In May, countries will meet in Nairobi for UNEA 2 – the world's de facto "Parliament for the Environment" – to discuss the linkages between natural resources management, environment and conflicts. Better understanding of the role of environment in conflicts and finding ways to use it for peace-building will be key to promoting peaceful and inclusive societies – a key goal of the 2030 Agenda.

One of the main stumbling blocks to reversing Afghanistan's slide into environmental tragedy stems from the failure to look at the links between land and people, according to a UNEP-backed research.

The research, published in a book entitled Land and Post-conflict Peacebuilding, says that little headway has been made in untangling the impacts of tribalism, communism, Islamic theocracy and the more recent lure of free-market economics on land and property in Afghanistan.

"Aid workers in the country, exhausted by ever-urgent humanitarian needs, are loath to begin long-term development projects in the face of dwindling donor support and escalating violence," states the research paper written by the US Department of Defence's Douglas E. Batson.

Refugee resettlement, the country's population explosion and environmental damage have all intensified competition over land and other natural resources.

Afghans returning home after years abroad often find their land infertile and arid, forcing many to move to polluted and congested cities in search of jobs.

"There, with no home or means of support, they will be predisposed to recruitment by the purveyors of instability: crime bosses, drug traffickers, and the Taliban," said Mr Batson in his chapter entitled Snow leopards and Cadastres: Rare sightings in Post-conflict Afghanistan.

Forced eviction is also a major concern for many Afghans.

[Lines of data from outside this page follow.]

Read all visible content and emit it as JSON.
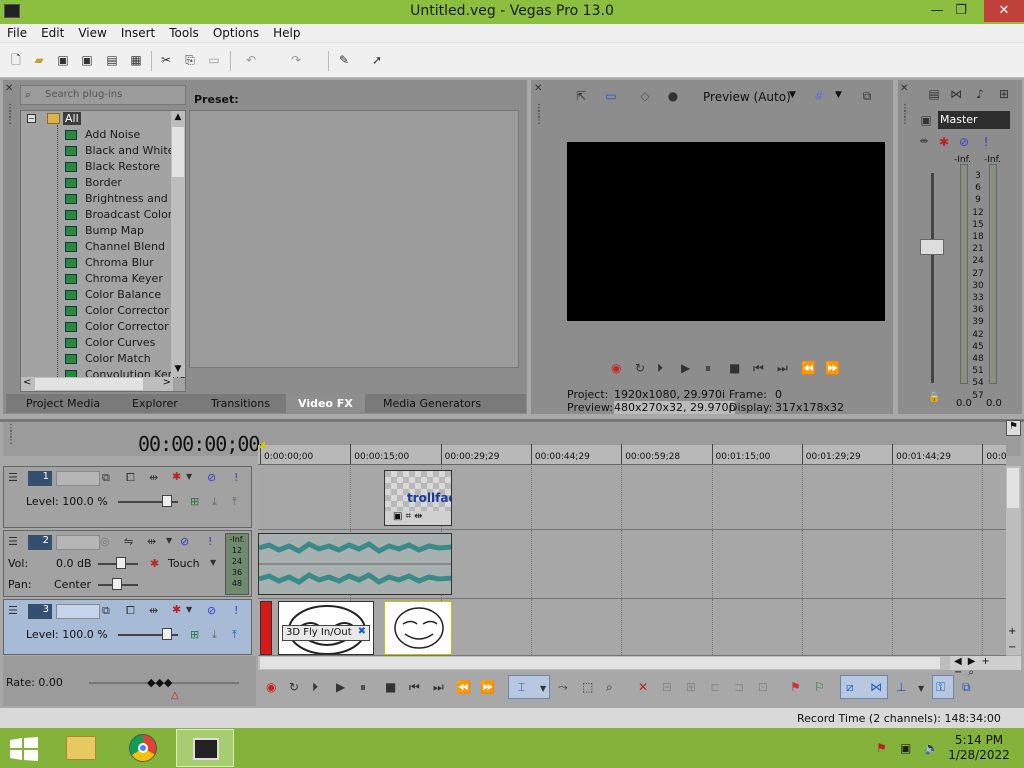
{
  "window": {
    "title": "Untitled.veg - Vegas Pro 13.0",
    "minimize": "—",
    "restore": "❐",
    "close": "✕"
  },
  "menu": [
    "File",
    "Edit",
    "View",
    "Insert",
    "Tools",
    "Options",
    "Help"
  ],
  "plugins": {
    "search_placeholder": "Search plug-ins",
    "root": "All",
    "items": [
      "Add Noise",
      "Black and White",
      "Black Restore",
      "Border",
      "Brightness and Co",
      "Broadcast Colors",
      "Bump Map",
      "Channel Blend",
      "Chroma Blur",
      "Chroma Keyer",
      "Color Balance",
      "Color Corrector",
      "Color Corrector (S",
      "Color Curves",
      "Color Match",
      "Convolution Kerne"
    ],
    "preset_label": "Preset:"
  },
  "window_tabs": [
    "Project Media",
    "Explorer",
    "Transitions",
    "Video FX",
    "Media Generators"
  ],
  "active_tab": "Video FX",
  "preview": {
    "mode": "Preview (Auto)",
    "project_label": "Project:",
    "project_value": "1920x1080, 29.970i",
    "preview_label": "Preview:",
    "preview_value": "480x270x32, 29.970p",
    "frame_label": "Frame:",
    "frame_value": "0",
    "display_label": "Display:",
    "display_value": "317x178x32"
  },
  "master": {
    "label": "Master",
    "left_peak": "-Inf.",
    "right_peak": "-Inf.",
    "scale": [
      "3",
      "6",
      "9",
      "12",
      "15",
      "18",
      "21",
      "24",
      "27",
      "30",
      "33",
      "36",
      "39",
      "42",
      "45",
      "48",
      "51",
      "54",
      "57"
    ],
    "left_db": "0.0",
    "right_db": "0.0"
  },
  "timeline": {
    "timecode": "00:00:00;00",
    "ruler": [
      "0:00:00;00",
      "00:00:15;00",
      "00:00:29;29",
      "00:00:44;29",
      "00:00:59;28",
      "00:01:15;00",
      "00:01:29;29",
      "00:01:44;29",
      "00:0"
    ],
    "tracks": [
      {
        "num": "1",
        "level": "Level: 100.0 %"
      },
      {
        "num": "2",
        "vol_label": "Vol:",
        "vol": "0.0 dB",
        "pan_label": "Pan:",
        "pan": "Center",
        "mode": "Touch",
        "meter_top": "-Inf.",
        "meter": [
          "12",
          "24",
          "36",
          "48"
        ]
      },
      {
        "num": "3",
        "level": "Level: 100.0 %"
      }
    ],
    "clip1_text": "trollfac",
    "transition_label": "3D Fly In/Out"
  },
  "rate": "Rate: 0.00",
  "status": "Record Time (2 channels): 148:34:00",
  "clock": {
    "time": "5:14 PM",
    "date": "1/28/2022"
  }
}
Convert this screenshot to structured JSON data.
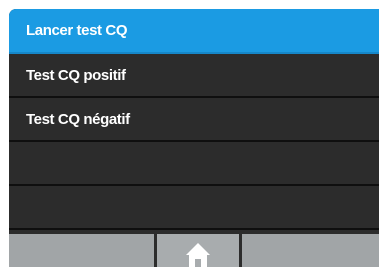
{
  "menu": {
    "items": [
      {
        "label": "Lancer test CQ"
      },
      {
        "label": "Test CQ positif"
      },
      {
        "label": "Test CQ négatif"
      },
      {
        "label": ""
      },
      {
        "label": ""
      }
    ],
    "selected_index": 0
  },
  "bottom_bar": {
    "home_icon": "home-icon"
  },
  "colors": {
    "accent": "#1b9be3",
    "menu_background": "#2c2c2c",
    "bar_background": "#a1a5a7",
    "text": "#ffffff"
  }
}
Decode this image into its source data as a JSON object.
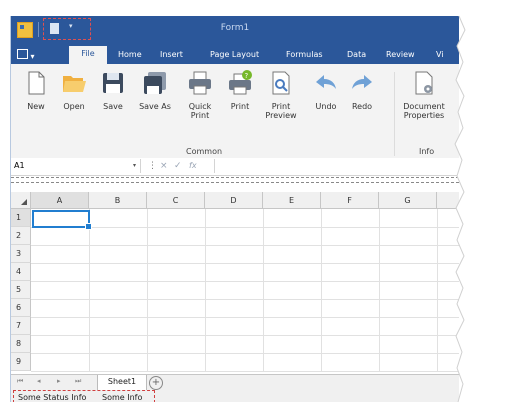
{
  "window": {
    "title": "Form1"
  },
  "quick_access": {
    "icons": [
      "save-icon",
      "customize-dropdown-icon"
    ]
  },
  "ribbon": {
    "backstage": {
      "label": "File-menu",
      "arrow": "▾"
    },
    "tabs": [
      {
        "label": "File",
        "active": true
      },
      {
        "label": "Home",
        "active": false
      },
      {
        "label": "Insert",
        "active": false
      },
      {
        "label": "Page Layout",
        "active": false
      },
      {
        "label": "Formulas",
        "active": false
      },
      {
        "label": "Data",
        "active": false
      },
      {
        "label": "Review",
        "active": false
      },
      {
        "label": "Vi",
        "active": false
      }
    ],
    "buttons": [
      {
        "line1": "New",
        "line2": "",
        "icon": "new-document-icon"
      },
      {
        "line1": "Open",
        "line2": "",
        "icon": "open-folder-icon"
      },
      {
        "line1": "Save",
        "line2": "",
        "icon": "save-icon"
      },
      {
        "line1": "Save As",
        "line2": "",
        "icon": "save-as-icon"
      },
      {
        "line1": "Quick",
        "line2": "Print",
        "icon": "quick-print-icon"
      },
      {
        "line1": "Print",
        "line2": "",
        "icon": "print-icon"
      },
      {
        "line1": "Print",
        "line2": "Preview",
        "icon": "print-preview-icon"
      },
      {
        "line1": "Undo",
        "line2": "",
        "icon": "undo-icon"
      },
      {
        "line1": "Redo",
        "line2": "",
        "icon": "redo-icon"
      },
      {
        "line1": "Document",
        "line2": "Properties",
        "icon": "document-properties-icon"
      }
    ],
    "groups": [
      {
        "label": "Common"
      },
      {
        "label": "Info"
      }
    ]
  },
  "formula_bar": {
    "cell_ref": "A1",
    "dropdown": "▾",
    "cancel": "×",
    "enter": "✓",
    "function": "fx",
    "value": ""
  },
  "sheet": {
    "columns": [
      "A",
      "B",
      "C",
      "D",
      "E",
      "F",
      "G"
    ],
    "rows": [
      "1",
      "2",
      "3",
      "4",
      "5",
      "6",
      "7",
      "8",
      "9"
    ],
    "selected_cell": "A1"
  },
  "sheet_tabs": {
    "nav": [
      "⏮",
      "◂",
      "▸",
      "⏭"
    ],
    "tabs": [
      "Sheet1"
    ],
    "add": "+"
  },
  "status_bar": {
    "items": [
      "Some Status Info",
      "Some Info"
    ]
  }
}
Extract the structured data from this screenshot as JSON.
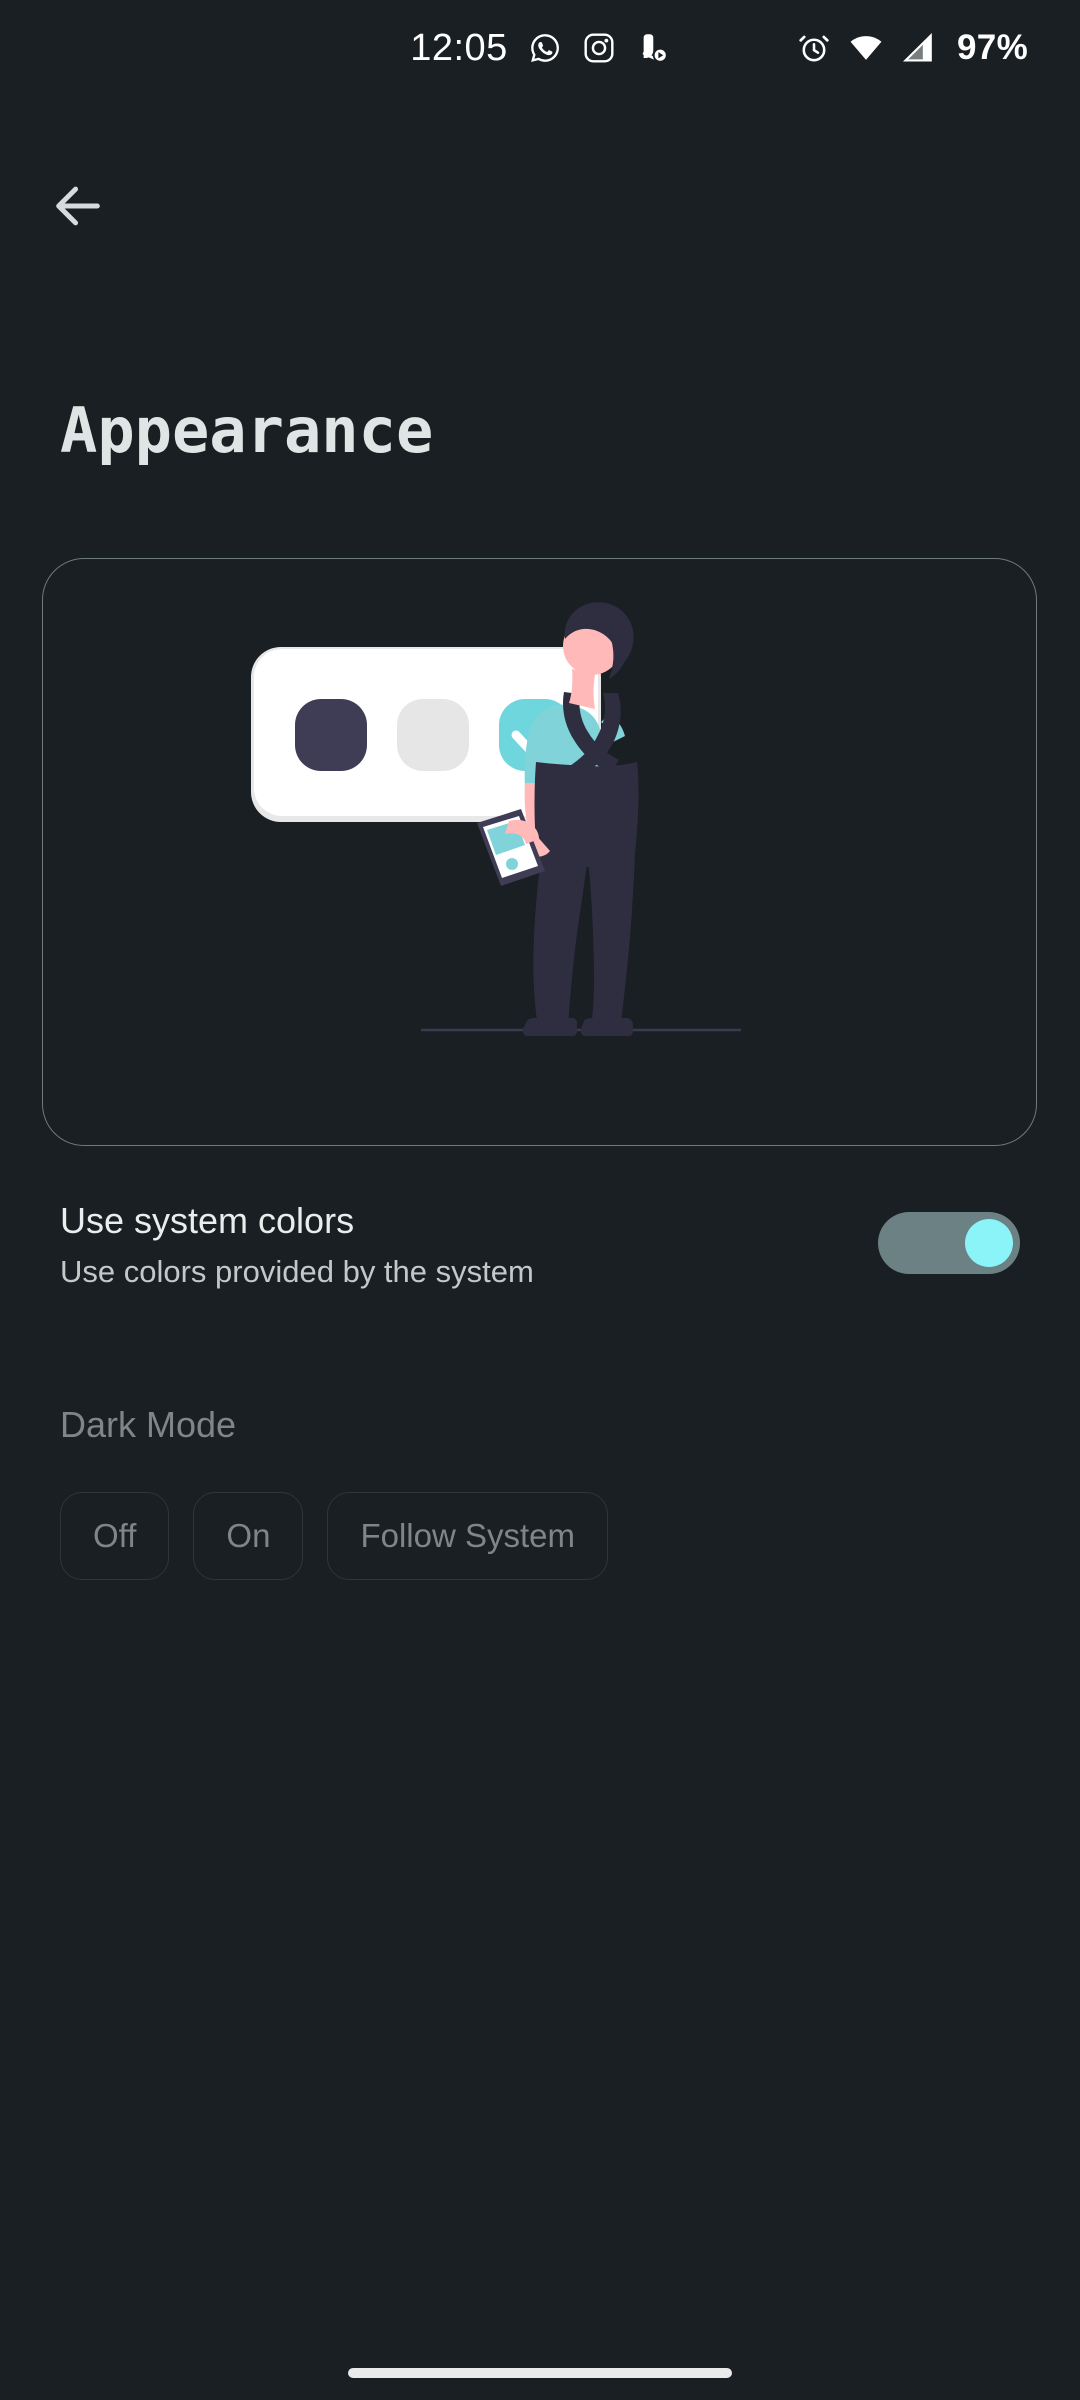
{
  "status_bar": {
    "clock": "12:05",
    "battery": "97%",
    "left_icons": [
      {
        "name": "whatsapp-icon",
        "label": "WhatsApp"
      },
      {
        "name": "instagram-icon",
        "label": "Instagram"
      },
      {
        "name": "media-player-notification-icon",
        "label": "Media player"
      }
    ],
    "right_icons": [
      {
        "name": "alarm-icon",
        "label": "Alarm set"
      },
      {
        "name": "wifi-icon",
        "label": "Wi-Fi"
      },
      {
        "name": "cellular-signal-icon",
        "label": "Cellular signal"
      }
    ]
  },
  "navigation": {
    "back_label": "Back"
  },
  "header": {
    "title": "Appearance"
  },
  "illustration": {
    "name": "appearance-theme-illustration",
    "swatches": [
      {
        "name": "dark-theme-swatch",
        "color": "#3F3D56",
        "selected": false
      },
      {
        "name": "light-theme-swatch",
        "color": "#E6E6E6",
        "selected": false
      },
      {
        "name": "accent-theme-swatch",
        "color": "#6FD6DD",
        "selected": true
      }
    ],
    "card_color": "#FFFFFF",
    "person": {
      "shirt_color": "#7FD3D9",
      "overalls_color": "#2F2E41",
      "skin_color": "#FFB9B9",
      "hair_color": "#2F2E41"
    }
  },
  "system_colors_setting": {
    "title": "Use system colors",
    "subtitle": "Use colors provided by the system",
    "toggle_state": "on",
    "track_color": "#6C8184",
    "thumb_color": "#8AF4F9"
  },
  "dark_mode_section": {
    "label": "Dark Mode",
    "enabled": false,
    "options": [
      {
        "label": "Off",
        "selected": false
      },
      {
        "label": "On",
        "selected": false
      },
      {
        "label": "Follow System",
        "selected": false
      }
    ]
  },
  "system_nav": {
    "gesture_bar": "home-gesture-bar"
  },
  "theme": {
    "background": "#191F22",
    "text_primary": "#E9EDEC",
    "text_secondary": "#C3C9C8",
    "text_disabled": "#7D8688",
    "accent": "#8AF4F9",
    "card_border": "#6E7A7C"
  }
}
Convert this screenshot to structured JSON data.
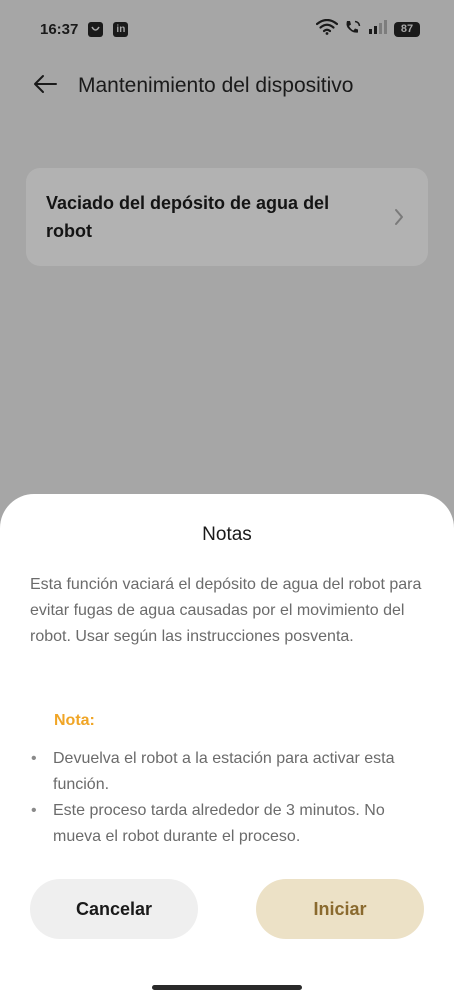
{
  "status_bar": {
    "time": "16:37",
    "notification_icons": [
      "chat-icon",
      "linkedin-icon"
    ],
    "linkedin_glyph": "in",
    "system_icons": [
      "wifi-icon",
      "wifi-calling-icon",
      "signal-icon"
    ],
    "battery": "87"
  },
  "header": {
    "back_icon": "arrow-left-icon",
    "title": "Mantenimiento del dispositivo"
  },
  "settings": {
    "item_label": "Vaciado del depósito de agua del robot",
    "item_icon": "chevron-right-icon"
  },
  "dialog": {
    "title": "Notas",
    "body": "Esta función vaciará el depósito de agua del robot para evitar fugas de agua causadas por el movimiento del robot. Usar según las instrucciones posventa.",
    "note_label": "Nota:",
    "notes": [
      "Devuelva el robot a la estación para activar esta función.",
      "Este proceso tarda alrededor de 3 minutos. No mueva el robot durante el proceso."
    ],
    "cancel_label": "Cancelar",
    "start_label": "Iniciar"
  },
  "colors": {
    "scrim": "#a6a6a6",
    "sheet": "#ffffff",
    "note_accent": "#f0a526",
    "start_button_bg": "#ece1c6",
    "start_button_text": "#8a6a2e",
    "cancel_button_bg": "#efefef"
  }
}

Without security of land tenure, which Batson believes is the most pressing post-conflict land issue in Afghanistan, long-term stability in the country will be elusive.

But there are growing signs that a solution is possible. For example, when the government delineated the country's first national park, local communities worked together to establish the protected area, which hosts a rare species of wild sheep - the Siberian ibex - and the Afghan snowfinch believed to be endemic to the country.

Building on these grassroots success stories, the research argues that a comprehensive database of land information will make decisions about tenure and environmental conservation more efficient and fair.

Land and property registries, known as cadastres could be the "deciding factor between success and failure for the international community's investment in post-conflict Afghanistan".

"By recording the restrictions on environmentally harmful practices, and by assigning to a person or organization the responsibility for environmental stewardship, a cadastral system can visibly link environmental needs to human ones," says the paper.

Even without regional and national land policies in place, cadastres at the local level can strengthen governance, economic development and the rule of law.

The researcher points to an invention of Dutch academics known as the Land Administration Domain Model (LADM) that he believes should be used to record land and property information because it reduces the complex database models that are traditionally used.

NATO, the UN and the US departments of state and defense, as well as other organizations working in post-conflict and post-disaster areas, should examine this model in more detail, according to the researcher.

About UNEA In May, hundreds of key decision makers, businesses and representatives of intergovernmental organizations and civil society will gather in Nairobi for UNEA-2 at the United Nations Environment Programme headquarters in Nairobi. The assembly will be one of the first major meetings since the adoption of the 2030 Agenda for Sustainable Development and the Paris Climate Agreement. The resolutions passed at UNEA-2 will set the stage for early action on implementing the 2030 Agenda, and drive the world towards a better, more just future.